Weehawkenites may know Nancy Giles from her daily walks through Weehawken streets with her beagle George, or her appearances emceeing or supporting neighborhood theatrical and creative efforts like Hudson Theatre Works or the Hudson River Performing Arts Center. Non-locals may know her from her appearances as G.I. Frankie Bunsen on “China Beach,” Connie on “Delta,” or her guest roles on “L.A. Law,” “Spin City,” “Law and Order;” the list goes on.
For the past 10 years, fans of CBS Sunday Morning have been regaled by her cheeky and smart-as-heck opinion pieces about everything from pop culture to politics to race to gender to what she deems “crap reality shows.”
Giles also does voiceovers to be sure ends that are increasingly hard to meet, meet.
Sitting in the sun outside of a local coffee shop, she said, “You have to know how to do more than one thing or figure out other ways to survive when you’re a creative person. You have to change with the times or you’re left behind, and it takes a lot of energy. When the energy runs out, it really starts to become a challenge.”
“Reality shows have made being a train wreck very profitable.” – Nancy Giles
“I’ve become this accidental political/social commentator because I wasn’t getting acting jobs anymore, and I’ve always loved writing,” Giles said. “What I do now is more a product of that than ever having any sort of aim towards becoming a writer.”
This philosophy has been both the premise of her life, and is – in true multitasking form – the premise behind her self-authored one-woman show “Accidental Pundette” that ran at East 59th Street Theatre in the “Summer Shorts” festival in August.
On writing for CBS
“It started out as a one-shot thing,” Giles explained of her now regular gig as a writer and contributor to CBS Sunday Morning. “I was doing a little freelance essay about high-heeled shoes and the conspiracy against women.”
Around that time 10 years ago, the HBO show “Sex and the City” was in its prime. As Giles watched the women running around in heels without ever complaining of foot pain, bunions, corns, or bleeding, she said, it brought back one not-so-particularly-nice acting memory.
“I’ve been tall since I was 14 and my mom used to say, ‘You don’t need high heels; just wear flats,’ ” the statuesque Giles recalled. “Then I landed a part on ‘Working Girl’ and had to wear heels, dressed to the nines in garish makeup and stumbled around trying to walk.”
Without getting into detail, she got quite a reaction to her valiant attempt to walk in what she believes to be devices of torture. She recycled the experience years later into the piece that earned her a very reputable writing job.

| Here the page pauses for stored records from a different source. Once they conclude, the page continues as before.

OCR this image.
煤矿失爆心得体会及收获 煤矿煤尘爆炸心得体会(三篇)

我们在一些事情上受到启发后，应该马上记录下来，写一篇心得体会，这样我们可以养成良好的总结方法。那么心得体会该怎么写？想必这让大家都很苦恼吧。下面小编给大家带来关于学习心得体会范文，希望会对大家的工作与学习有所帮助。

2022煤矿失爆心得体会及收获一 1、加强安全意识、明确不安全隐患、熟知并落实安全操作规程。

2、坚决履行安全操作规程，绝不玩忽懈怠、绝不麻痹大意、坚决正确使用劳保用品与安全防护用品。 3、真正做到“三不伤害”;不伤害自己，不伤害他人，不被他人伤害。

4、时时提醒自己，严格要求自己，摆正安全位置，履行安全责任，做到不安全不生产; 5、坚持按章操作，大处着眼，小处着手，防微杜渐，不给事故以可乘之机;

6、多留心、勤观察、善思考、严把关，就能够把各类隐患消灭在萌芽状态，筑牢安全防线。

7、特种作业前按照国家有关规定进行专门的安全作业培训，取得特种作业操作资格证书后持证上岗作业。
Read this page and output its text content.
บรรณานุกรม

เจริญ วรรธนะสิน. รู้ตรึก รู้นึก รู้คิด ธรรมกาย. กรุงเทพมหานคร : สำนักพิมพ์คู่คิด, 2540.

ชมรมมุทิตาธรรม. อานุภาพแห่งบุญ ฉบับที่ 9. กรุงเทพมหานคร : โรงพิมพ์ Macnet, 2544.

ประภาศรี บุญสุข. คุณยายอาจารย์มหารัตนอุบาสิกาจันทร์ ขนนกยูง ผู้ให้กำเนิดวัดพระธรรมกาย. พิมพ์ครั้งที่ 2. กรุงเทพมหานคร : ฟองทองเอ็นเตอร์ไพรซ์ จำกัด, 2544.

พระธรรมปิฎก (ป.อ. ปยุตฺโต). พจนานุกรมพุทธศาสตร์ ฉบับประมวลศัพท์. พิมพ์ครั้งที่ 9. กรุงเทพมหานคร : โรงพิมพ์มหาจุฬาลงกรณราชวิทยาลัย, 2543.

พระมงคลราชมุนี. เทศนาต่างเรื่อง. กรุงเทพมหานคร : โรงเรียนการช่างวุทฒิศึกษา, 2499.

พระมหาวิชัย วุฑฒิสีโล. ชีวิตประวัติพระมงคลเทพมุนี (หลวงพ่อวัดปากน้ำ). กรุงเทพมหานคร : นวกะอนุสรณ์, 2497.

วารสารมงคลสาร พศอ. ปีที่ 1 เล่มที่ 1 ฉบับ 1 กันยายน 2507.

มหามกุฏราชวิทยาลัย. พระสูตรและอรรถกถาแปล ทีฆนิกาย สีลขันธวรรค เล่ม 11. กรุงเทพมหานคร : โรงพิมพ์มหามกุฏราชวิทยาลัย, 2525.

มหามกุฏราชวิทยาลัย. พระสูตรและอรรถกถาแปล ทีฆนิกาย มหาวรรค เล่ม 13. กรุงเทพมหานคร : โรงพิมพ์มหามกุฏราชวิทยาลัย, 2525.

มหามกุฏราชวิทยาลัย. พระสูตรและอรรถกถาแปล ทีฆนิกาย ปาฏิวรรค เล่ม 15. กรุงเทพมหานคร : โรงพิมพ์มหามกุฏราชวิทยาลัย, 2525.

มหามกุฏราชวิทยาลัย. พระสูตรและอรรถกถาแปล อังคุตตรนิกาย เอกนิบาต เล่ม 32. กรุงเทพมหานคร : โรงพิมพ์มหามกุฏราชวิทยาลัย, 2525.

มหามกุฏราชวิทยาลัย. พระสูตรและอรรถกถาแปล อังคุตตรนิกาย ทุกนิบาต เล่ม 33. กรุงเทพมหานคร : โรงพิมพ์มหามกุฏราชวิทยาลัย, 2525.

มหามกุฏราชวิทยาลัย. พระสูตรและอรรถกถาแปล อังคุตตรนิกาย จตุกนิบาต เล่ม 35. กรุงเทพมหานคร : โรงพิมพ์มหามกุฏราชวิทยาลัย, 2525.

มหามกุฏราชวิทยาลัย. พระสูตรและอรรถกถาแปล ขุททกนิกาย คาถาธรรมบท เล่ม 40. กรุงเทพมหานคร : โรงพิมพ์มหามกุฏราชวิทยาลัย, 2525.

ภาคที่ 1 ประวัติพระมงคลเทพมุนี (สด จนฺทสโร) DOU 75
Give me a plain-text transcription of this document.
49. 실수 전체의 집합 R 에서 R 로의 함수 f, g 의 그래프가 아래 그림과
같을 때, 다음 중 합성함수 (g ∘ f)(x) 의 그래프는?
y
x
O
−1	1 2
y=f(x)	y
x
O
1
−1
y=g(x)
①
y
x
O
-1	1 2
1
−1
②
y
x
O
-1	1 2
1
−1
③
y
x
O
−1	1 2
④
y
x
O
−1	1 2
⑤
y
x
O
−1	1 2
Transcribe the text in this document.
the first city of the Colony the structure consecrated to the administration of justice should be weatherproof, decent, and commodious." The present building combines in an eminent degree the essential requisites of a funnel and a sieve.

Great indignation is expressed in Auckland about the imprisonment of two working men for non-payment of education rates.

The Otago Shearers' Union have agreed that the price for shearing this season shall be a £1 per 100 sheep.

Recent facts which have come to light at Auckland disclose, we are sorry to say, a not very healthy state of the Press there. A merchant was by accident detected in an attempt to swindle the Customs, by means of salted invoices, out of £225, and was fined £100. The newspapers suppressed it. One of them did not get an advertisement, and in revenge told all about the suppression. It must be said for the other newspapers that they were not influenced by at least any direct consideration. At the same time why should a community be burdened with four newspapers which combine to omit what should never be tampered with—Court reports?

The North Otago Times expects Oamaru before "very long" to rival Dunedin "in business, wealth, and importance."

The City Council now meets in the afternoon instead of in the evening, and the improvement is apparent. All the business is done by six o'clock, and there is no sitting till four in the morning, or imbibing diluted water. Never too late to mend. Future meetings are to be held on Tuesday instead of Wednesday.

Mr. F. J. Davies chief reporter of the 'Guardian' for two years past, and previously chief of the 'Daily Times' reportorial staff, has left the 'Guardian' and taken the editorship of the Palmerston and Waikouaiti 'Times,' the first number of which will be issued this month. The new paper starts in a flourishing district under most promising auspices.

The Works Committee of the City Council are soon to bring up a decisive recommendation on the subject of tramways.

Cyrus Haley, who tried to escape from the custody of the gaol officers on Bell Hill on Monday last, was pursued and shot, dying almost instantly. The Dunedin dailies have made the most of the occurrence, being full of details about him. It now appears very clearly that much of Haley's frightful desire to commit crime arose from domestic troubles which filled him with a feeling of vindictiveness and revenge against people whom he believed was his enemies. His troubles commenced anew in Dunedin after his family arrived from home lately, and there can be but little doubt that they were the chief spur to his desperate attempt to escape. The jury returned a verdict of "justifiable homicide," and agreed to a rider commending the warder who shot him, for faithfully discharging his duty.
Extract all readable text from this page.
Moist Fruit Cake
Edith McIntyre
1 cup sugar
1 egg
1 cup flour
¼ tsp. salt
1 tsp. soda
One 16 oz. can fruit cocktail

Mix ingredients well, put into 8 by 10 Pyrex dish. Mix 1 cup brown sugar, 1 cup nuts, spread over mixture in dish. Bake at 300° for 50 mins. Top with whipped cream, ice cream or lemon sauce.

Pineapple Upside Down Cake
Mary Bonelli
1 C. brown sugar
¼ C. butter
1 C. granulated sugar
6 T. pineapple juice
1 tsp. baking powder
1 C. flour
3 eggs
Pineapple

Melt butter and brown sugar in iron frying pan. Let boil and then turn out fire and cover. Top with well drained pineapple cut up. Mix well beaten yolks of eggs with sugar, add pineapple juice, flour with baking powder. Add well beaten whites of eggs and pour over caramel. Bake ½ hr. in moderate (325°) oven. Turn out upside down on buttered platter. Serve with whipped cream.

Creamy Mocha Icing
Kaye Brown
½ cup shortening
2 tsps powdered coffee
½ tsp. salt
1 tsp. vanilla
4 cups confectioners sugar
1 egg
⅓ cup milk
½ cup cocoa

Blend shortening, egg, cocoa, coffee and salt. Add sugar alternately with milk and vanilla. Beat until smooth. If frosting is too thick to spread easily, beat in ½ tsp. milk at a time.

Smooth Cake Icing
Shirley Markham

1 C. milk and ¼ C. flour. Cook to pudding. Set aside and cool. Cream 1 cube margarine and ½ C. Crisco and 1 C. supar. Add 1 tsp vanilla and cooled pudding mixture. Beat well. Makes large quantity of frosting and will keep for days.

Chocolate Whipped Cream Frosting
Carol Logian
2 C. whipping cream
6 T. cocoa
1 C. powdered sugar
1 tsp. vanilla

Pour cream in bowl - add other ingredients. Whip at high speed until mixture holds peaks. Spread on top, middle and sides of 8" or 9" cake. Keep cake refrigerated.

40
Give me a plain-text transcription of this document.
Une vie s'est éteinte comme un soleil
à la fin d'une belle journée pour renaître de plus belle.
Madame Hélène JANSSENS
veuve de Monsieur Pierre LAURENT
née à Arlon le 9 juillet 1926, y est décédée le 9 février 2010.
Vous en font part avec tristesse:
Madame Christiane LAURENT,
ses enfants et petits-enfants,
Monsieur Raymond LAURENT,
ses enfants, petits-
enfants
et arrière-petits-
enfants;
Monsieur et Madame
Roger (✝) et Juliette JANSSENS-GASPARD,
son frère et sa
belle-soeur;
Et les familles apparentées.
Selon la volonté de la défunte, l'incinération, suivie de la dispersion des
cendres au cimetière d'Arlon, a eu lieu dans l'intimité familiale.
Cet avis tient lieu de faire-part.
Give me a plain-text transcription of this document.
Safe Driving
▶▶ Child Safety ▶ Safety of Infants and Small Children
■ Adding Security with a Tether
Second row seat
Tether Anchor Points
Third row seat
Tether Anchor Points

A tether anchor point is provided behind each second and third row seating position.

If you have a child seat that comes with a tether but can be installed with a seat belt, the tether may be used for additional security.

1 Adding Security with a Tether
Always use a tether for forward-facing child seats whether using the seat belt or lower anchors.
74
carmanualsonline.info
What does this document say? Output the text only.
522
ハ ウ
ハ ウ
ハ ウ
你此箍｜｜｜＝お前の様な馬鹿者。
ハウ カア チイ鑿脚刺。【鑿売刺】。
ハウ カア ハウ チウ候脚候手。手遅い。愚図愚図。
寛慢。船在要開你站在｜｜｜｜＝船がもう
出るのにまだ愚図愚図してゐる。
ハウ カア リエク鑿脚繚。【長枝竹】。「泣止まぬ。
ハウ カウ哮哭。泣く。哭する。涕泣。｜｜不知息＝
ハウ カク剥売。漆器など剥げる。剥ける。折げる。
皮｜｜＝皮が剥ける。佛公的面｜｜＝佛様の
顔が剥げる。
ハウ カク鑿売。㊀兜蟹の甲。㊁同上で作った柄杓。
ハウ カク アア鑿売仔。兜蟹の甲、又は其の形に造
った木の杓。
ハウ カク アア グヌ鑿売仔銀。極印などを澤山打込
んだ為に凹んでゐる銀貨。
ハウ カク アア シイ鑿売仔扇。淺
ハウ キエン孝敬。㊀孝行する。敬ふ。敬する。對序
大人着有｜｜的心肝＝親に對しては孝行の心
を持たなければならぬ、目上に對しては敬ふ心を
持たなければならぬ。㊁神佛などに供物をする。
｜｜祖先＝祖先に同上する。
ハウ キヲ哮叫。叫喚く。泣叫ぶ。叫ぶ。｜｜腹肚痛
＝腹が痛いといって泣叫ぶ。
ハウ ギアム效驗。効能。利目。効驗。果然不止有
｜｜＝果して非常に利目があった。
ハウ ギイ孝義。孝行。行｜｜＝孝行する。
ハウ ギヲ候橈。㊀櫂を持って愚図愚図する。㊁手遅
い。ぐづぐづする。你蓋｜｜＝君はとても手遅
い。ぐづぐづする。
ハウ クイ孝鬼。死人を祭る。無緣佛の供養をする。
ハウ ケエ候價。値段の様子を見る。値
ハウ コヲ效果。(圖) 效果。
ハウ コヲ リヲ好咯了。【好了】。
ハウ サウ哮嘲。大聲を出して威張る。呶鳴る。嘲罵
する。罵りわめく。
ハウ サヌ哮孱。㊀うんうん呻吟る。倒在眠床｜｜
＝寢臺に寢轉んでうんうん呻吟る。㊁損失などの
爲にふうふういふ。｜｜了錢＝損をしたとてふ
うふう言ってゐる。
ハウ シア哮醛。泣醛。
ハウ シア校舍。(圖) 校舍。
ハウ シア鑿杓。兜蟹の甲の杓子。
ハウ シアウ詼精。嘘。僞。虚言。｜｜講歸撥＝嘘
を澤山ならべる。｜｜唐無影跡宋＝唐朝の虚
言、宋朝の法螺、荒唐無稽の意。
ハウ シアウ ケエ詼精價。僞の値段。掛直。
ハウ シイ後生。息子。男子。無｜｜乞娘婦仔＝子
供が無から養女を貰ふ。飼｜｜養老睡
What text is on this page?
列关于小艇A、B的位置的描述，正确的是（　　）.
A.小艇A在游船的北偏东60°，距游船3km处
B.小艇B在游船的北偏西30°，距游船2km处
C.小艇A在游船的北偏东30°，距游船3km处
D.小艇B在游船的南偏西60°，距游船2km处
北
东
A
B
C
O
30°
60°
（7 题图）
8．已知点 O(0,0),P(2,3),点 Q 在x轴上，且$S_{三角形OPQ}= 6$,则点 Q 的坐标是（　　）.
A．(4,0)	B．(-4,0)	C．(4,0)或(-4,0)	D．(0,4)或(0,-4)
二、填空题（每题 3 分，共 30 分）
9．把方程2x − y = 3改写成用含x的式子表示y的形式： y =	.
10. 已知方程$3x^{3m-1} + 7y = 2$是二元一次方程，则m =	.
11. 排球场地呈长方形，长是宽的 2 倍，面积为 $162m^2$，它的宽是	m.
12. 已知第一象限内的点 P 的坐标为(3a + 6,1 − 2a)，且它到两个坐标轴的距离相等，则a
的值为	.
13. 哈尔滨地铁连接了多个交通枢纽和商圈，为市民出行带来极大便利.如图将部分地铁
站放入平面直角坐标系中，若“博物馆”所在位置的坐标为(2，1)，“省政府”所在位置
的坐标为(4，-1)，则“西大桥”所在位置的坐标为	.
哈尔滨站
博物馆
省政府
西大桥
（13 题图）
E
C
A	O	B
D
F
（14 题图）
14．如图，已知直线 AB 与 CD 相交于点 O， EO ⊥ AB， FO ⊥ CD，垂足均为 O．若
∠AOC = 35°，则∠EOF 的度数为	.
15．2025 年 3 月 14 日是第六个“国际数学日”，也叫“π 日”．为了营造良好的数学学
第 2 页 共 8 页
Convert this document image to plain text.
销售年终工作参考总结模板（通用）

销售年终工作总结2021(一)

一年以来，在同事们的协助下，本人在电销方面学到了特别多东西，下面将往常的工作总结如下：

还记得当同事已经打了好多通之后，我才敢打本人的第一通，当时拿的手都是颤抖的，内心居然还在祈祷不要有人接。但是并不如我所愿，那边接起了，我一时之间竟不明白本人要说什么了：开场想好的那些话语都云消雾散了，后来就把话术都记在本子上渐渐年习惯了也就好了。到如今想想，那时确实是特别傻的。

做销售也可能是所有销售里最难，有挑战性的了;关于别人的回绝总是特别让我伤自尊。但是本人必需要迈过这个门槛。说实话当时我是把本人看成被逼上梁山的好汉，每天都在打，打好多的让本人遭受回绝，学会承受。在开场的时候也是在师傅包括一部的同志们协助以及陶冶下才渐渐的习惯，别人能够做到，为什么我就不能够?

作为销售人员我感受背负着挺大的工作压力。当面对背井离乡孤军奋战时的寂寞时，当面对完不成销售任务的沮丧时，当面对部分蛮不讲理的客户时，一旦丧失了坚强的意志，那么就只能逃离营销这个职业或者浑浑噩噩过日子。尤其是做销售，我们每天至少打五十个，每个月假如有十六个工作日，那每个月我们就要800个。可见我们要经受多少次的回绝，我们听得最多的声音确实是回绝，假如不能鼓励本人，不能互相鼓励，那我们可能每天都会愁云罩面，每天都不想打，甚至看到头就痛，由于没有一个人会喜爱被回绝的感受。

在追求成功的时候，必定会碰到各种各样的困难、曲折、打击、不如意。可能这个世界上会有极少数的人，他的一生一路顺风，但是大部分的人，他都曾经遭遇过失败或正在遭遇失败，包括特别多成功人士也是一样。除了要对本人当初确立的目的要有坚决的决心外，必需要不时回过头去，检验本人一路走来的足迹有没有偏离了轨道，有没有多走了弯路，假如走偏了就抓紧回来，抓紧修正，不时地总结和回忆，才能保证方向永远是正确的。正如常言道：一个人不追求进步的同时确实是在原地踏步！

“It was the first essay I did for them, and it got a lot of positive response,” Giles smiled. “They kept asking me back, put me on contract after a while, and a horrible thing ended up with a really lovely outcome.”
On the (questionable) consequences of social media
In this day and age, it’s hard to come by an actor, writer, or anyone without a Facebook page, a Twitter account, or an obsession with the latest reality television show. This, according to Giles, is a tad problematic.
“I’m older and didn’t get my first computer until I was 37, so I’m still behind the curve,” she said. “This whole Twitter and Facebook and how many followers or friends you have thing; well, I didn’t realize until last year that those numbers are a kind of currency now for those of us in the acting or writing industry.”
The proliferation of blogs and opinion columns and viral videos has allowed writers and actors to become hyper-popular the way they might not have been years ago.
It is arguable that social media has made it popular to be un-talented, as evidenced, for instance, by the record contract and cult following for decidedly tone deaf William Hung during the third season of the reality music television program “American Idol.”
“Reality shows have made being a train wreck very profitable,” Giles laughed. “Because of all this new media, everybody has a blog, everybody’s opinions are out there unchecked, and it makes it that much harder if you’re really talented to rise above the noise.”
But that doesn’t keep Giles down. She is determined to continue fighting the good artistic fight, and is thrilled with the way her career has taken a turn toward writing.
“Eventually the energy runs out, the hormones kick in, the weight gain happens, and that’s when you think, ‘I’ve really got to find a wealthy husband,’ ” she laughed. “No, seriously, I’m kidding. Don’t print that.”